Creature information
- Other name: Bachi-hebi (North Japan)
- Grouping: Cryptid
- Sub grouping: Reptile

Origin
- Country: Japan

= Tsuchinoko =

Snake-like cryptid in Japanese folklore

In Japanese folklore, the tsuchinoko (ツチノコ or 槌の子), literally translating to "child of hammer", is a snake-like cryptid. The name tsuchinoko is prevalent in Western Japan, including Kansai and Shikoku; the creature is known as bachi hebi (バチヘビ) in Northeastern Japan.

==Description==
Tsuchinoko are described as ranging between 30 and 80 cm in length, having a similar appearance to a snake but with a wider central girth, and as having fangs and venom similar to that of a viper. Some accounts also describe the tsuchinoko as being able to jump up to 1 m in distance, followed immediately by a second jump while still in the air.

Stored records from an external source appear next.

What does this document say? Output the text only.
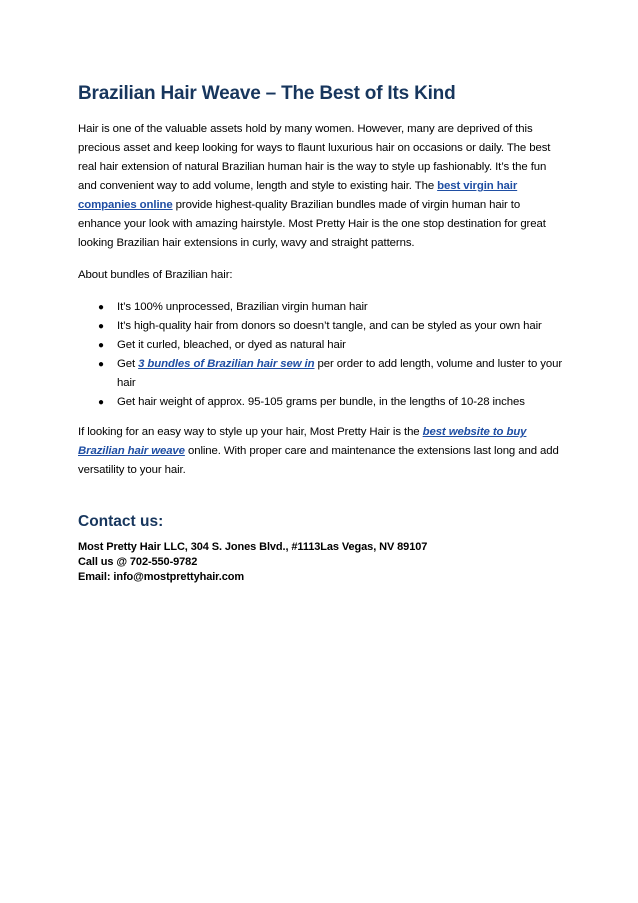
Brazilian Hair Weave – The Best of Its Kind

Hair is one of the valuable assets hold by many women. However, many are deprived of this precious asset and keep looking for ways to flaunt luxurious hair on occasions or daily. The best real hair extension of natural Brazilian human hair is the way to style up fashionably. It’s the fun and convenient way to add volume, length and style to existing hair. The best virgin hair companies online provide highest-quality Brazilian bundles made of virgin human hair to enhance your look with amazing hairstyle. Most Pretty Hair is the one stop destination for great looking Brazilian hair extensions in curly, wavy and straight patterns.

About bundles of Brazilian hair:

● It’s 100% unprocessed, Brazilian virgin human hair
● It’s high-quality hair from donors so doesn’t tangle, and can be styled as your own hair
● Get it curled, bleached, or dyed as natural hair
● Get 3 bundles of Brazilian hair sew in per order to add length, volume and luster to your hair
● Get hair weight of approx. 95-105 grams per bundle, in the lengths of 10-28 inches

If looking for an easy way to style up your hair, Most Pretty Hair is the best website to buy Brazilian hair weave online. With proper care and maintenance the extensions last long and add versatility to your hair.

Contact us:

Most Pretty Hair LLC, 304 S. Jones Blvd., #1113Las Vegas, NV 89107

Call us @ 702-550-9782

Email: info@mostprettyhair.com
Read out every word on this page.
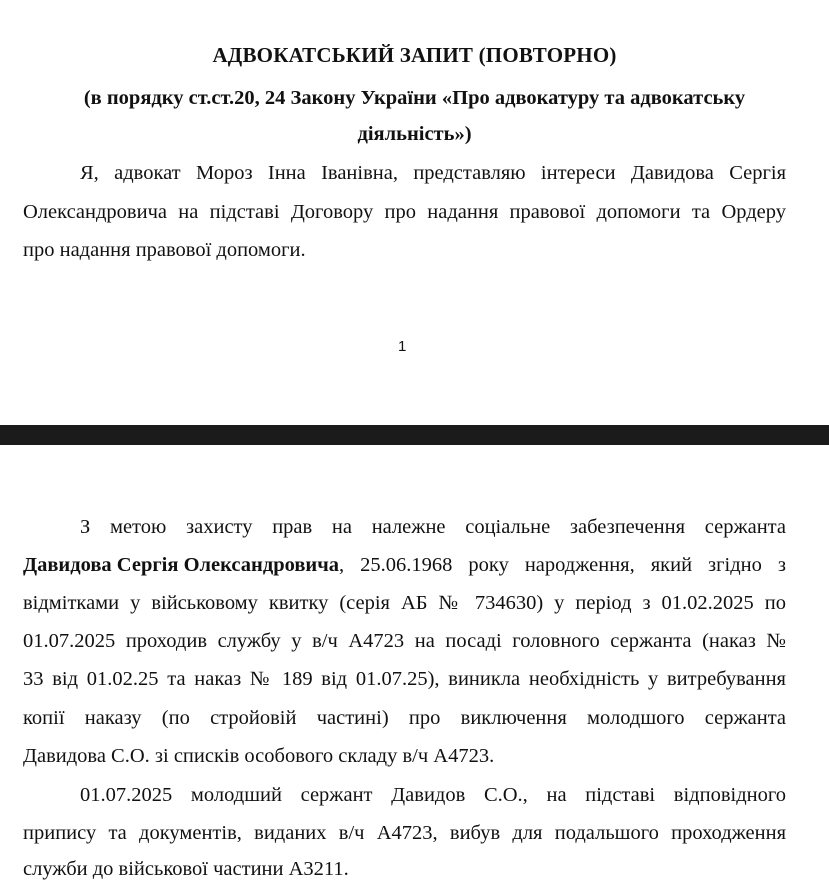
АДВОКАТСЬКИЙ ЗАПИТ (ПОВТОРНО)
(в порядку ст.ст.20, 24 Закону України «Про адвокатуру та адвокатську
діяльність»)
Я, адвокат Мороз Інна Іванівна, представляю інтереси Давидова Сергія
Олександровича на підставі Договору про надання правової допомоги та Ордеру
про надання правової допомоги.
1
З метою захисту прав на належне соціальне забезпечення сержанта
Давидова Сергія Олександровича , 25.06.1968 року народження, який згідно з
відмітками у військовому квитку (серія АБ № 734630) у період з 01.02.2025 по
01.07.2025 проходив службу у в/ч А4723 на посаді головного сержанта (наказ №
33 від 01.02.25 та наказ № 189 від 01.07.25), виникла необхідність у витребування
копії наказу (по стройовій частині) про виключення молодшого сержанта
Давидова С.О. зі списків особового складу в/ч А4723.
01.07.2025 молодший сержант Давидов С.О., на підставі відповідного
припису та документів, виданих в/ч А4723, вибув для подальшого проходження
служби до військової частини А3211.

According to legend, some tsuchinoko possess the ability to speak and also have a propensity for lying. They are also said to have a taste for alcohol. Legends claim that it will sometimes swallow its own tail so that it can roll like a wheel, similarly to the "hoop snake" of American legend.

==Sightings==
In the late 1980s, the tsuchinoko stopped being a yokai and transitioned into a cryptid as a wave of purported sightings of the tsuchinoko was reported across Japan, primarily in the village of Shimokitayama in Nara Prefecture. In 1988, Kazuo Nozaki, a member of Shimokitayama's village council, launched a "Tsuchinoko Expedition" to find the creature, which offered 1 million yen ($7,800 at the time) for its live capture and 300,000 yen for a sample of its skin. The expedition was joined by around 200 people from across the country and lasted until the beginning of the Japanese asset price bubble collapse in 1990. No evidence of its existence was uncovered. To commemorate the event, the Shimokitayama Tsuchinoko Park was established in 2023.

=== Tohoku region===
In a mountain close to Lake Towada, a sighting of a 30 cm creature of a similar shape to the Tsuchinoko was reported. On 4 April 2007, a Tsuchinoko-shaped dead body of a snake was allegedly discovered inside imported hay on a farm located in Ōkura, although it reportedly went missing.

==Search efforts and bounties==
This is a list of municipalities and companies offering rewards for capturing Tsuchinoko, including those who ended the bounties.
- Chikusa, Hyogo Prefecture - 2 million yen (bounty ended after merging into Shisō.)